One female kept a careful watch on the proceedings from a short distance.
A few birds much further out on the pond caught my attention. Both were diving under the water repeatedly, and when the closer of the two surfaced I was thrilled to see a Red-necked Grebe! I had known one was spending the summer here, but had forgotten about it until now. This species is more often seen on the river during spring and fall migration, and is very rare during the summer months. Red-necked Grebes normally breed on small inland lakes in northern Ontario, the western provinces and territories, and Alaska. They pass through Ottawa to and from their wintering territories on the Great Lakes and near-shore waters of the northern Atlantic Ocean.

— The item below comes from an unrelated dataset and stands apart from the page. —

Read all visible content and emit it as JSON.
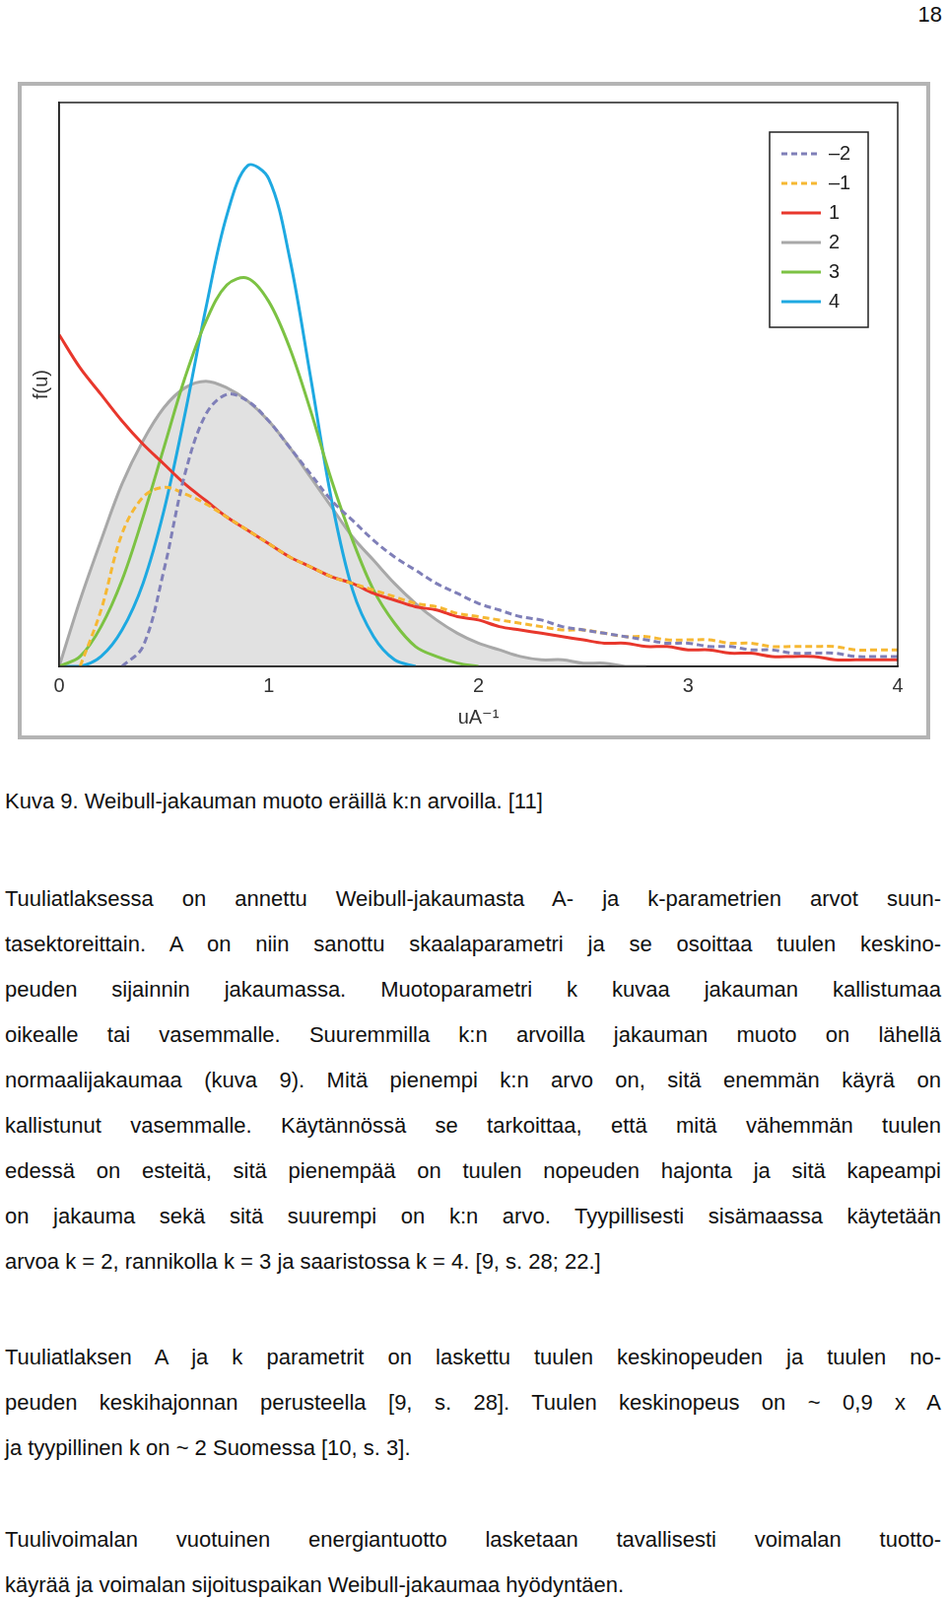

A smaller Pied-billed Grebe was diving much further out. Pied-billed Grebes are often present at Mud Lake during the summer, as they prefer small, quiet ponds and marshes with thick emergent vegetation. Their shape is quite distinctive, as is the stubby white bill with the black stripe.
I took a walk up to the ridge and found more birds including a couple of Eastern Kingbirds, a male Rose-breasted Grosbeak, and a couple of Baltimore Orioles. I also saw a Belted Kingfisher, a Hooded Merganser, and a Spotted Sandpiper in the channel behind the ridge.
It was a great day to be outdoors, and while the Broad-winged Hawks, Red-necked Grebe, and baby Wood Ducks were among my favourite birds, it will be the probably Northern Goshawk that I remember most. Although Trail 26 is not one of my favourite trails, hopefully I can get back there again soon and perhaps have another encounter with my mystery hawk.